Father Léger completed a Bachelors degree in Education at the University of Moncton in 1972. The following year, he undertook religious studies. He also obtained a Masters in Theology from Laval University in Quebec. He completed his studies in Canon Law at Saint Paul University in Ottawa in 1985 and then became Director of the Matrimonial Tribunal.
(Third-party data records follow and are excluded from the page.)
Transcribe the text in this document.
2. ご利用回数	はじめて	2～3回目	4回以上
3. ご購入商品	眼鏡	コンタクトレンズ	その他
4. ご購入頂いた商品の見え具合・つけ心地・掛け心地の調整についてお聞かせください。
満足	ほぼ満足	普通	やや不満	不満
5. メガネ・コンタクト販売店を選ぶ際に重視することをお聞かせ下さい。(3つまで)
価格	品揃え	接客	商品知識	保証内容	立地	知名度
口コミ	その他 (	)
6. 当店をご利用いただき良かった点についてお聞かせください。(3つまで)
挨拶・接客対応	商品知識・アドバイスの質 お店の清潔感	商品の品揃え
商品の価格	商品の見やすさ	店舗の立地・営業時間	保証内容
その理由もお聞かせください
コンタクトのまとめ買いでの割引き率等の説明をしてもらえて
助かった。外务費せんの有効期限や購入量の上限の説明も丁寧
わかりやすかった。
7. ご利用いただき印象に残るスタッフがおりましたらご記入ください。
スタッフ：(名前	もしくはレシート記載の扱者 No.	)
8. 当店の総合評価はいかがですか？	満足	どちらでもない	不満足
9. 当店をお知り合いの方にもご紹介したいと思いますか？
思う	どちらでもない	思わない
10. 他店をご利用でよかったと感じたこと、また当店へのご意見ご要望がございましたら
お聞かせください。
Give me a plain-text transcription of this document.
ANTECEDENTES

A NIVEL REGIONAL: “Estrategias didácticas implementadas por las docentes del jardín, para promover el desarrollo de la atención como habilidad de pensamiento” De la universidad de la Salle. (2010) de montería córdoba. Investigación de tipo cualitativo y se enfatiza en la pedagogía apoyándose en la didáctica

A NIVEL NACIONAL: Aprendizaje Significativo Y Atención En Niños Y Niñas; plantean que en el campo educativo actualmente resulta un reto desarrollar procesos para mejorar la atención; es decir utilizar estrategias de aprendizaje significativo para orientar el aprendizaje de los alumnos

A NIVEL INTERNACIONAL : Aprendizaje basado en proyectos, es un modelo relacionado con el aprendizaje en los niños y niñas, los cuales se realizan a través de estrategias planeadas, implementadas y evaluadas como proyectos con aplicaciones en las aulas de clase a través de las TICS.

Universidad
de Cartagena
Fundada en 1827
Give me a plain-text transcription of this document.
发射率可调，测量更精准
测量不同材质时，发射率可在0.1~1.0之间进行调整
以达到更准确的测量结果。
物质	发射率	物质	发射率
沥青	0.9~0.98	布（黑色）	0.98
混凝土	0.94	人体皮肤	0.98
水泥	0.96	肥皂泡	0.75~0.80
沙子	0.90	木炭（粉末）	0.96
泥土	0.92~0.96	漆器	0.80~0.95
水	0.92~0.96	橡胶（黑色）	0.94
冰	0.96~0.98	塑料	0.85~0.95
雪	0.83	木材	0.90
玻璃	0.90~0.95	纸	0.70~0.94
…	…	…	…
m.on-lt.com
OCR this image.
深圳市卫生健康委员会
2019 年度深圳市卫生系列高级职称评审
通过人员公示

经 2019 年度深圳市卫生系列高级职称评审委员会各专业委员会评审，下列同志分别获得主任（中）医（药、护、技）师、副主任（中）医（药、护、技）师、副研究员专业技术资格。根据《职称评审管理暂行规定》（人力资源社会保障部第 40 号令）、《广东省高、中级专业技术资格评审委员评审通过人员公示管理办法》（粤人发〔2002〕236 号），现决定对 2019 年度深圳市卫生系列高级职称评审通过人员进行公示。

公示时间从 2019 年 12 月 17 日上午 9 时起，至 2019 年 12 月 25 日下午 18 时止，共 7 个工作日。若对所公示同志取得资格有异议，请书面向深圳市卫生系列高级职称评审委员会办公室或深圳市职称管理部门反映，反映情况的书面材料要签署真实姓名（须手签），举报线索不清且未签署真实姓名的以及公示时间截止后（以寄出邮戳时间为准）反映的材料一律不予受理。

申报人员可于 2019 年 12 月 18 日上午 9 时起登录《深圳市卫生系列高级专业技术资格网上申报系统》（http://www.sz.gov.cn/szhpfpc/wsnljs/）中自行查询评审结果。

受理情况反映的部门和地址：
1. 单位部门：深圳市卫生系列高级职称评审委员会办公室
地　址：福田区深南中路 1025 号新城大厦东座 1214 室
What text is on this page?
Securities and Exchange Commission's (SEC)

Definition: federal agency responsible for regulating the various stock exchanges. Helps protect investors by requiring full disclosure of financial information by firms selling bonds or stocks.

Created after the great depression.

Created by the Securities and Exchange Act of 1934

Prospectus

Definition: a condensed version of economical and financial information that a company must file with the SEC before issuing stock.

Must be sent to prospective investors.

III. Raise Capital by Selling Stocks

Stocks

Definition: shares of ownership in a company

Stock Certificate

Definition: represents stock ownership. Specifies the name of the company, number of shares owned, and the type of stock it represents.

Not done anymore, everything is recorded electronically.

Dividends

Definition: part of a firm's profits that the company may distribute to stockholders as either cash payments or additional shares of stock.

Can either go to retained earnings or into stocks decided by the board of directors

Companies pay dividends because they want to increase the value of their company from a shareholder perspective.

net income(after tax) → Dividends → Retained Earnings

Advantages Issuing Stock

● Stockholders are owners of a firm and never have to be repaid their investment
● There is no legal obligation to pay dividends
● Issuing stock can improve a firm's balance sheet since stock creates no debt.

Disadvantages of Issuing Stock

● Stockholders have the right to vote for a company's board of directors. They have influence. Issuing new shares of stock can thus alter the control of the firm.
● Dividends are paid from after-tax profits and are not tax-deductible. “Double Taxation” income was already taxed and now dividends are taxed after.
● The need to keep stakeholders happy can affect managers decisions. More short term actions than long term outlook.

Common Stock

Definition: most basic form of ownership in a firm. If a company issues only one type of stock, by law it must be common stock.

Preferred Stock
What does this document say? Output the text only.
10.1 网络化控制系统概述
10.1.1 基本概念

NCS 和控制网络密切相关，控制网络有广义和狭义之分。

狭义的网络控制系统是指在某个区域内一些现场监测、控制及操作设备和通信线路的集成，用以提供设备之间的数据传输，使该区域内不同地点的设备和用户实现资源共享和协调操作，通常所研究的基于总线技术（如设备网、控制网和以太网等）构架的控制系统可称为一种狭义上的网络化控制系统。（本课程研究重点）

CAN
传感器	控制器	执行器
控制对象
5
He was also vicar general from 1991 to 1993 and was named as diocesan administrator in September, 1995.

     Most Reverend Léger was ordained as archbishop in the Cathedral on January 29, 1997, the same church where he had been ordained to the priesthood 30 years earlier.

     During his more than five year stay in office, Bishop Léger continued the work undertaken by his predecessor, Most Reverend Chiasson.

     He mandated a group of diocesan priests and lay persons to examine the diocesan situation in light of an aging clergy and a continuing decline in the number of practicing Catholics.In its report on pastoral restructuring, the group proposed grouping parishes into pastoral units, the creation of pastoral ministry teams, and further formation opportunities for priests and for the lay persons. Bishop Léger immediately put these recommendations into place. He tendered his resignation barely two years after the presentation of this report.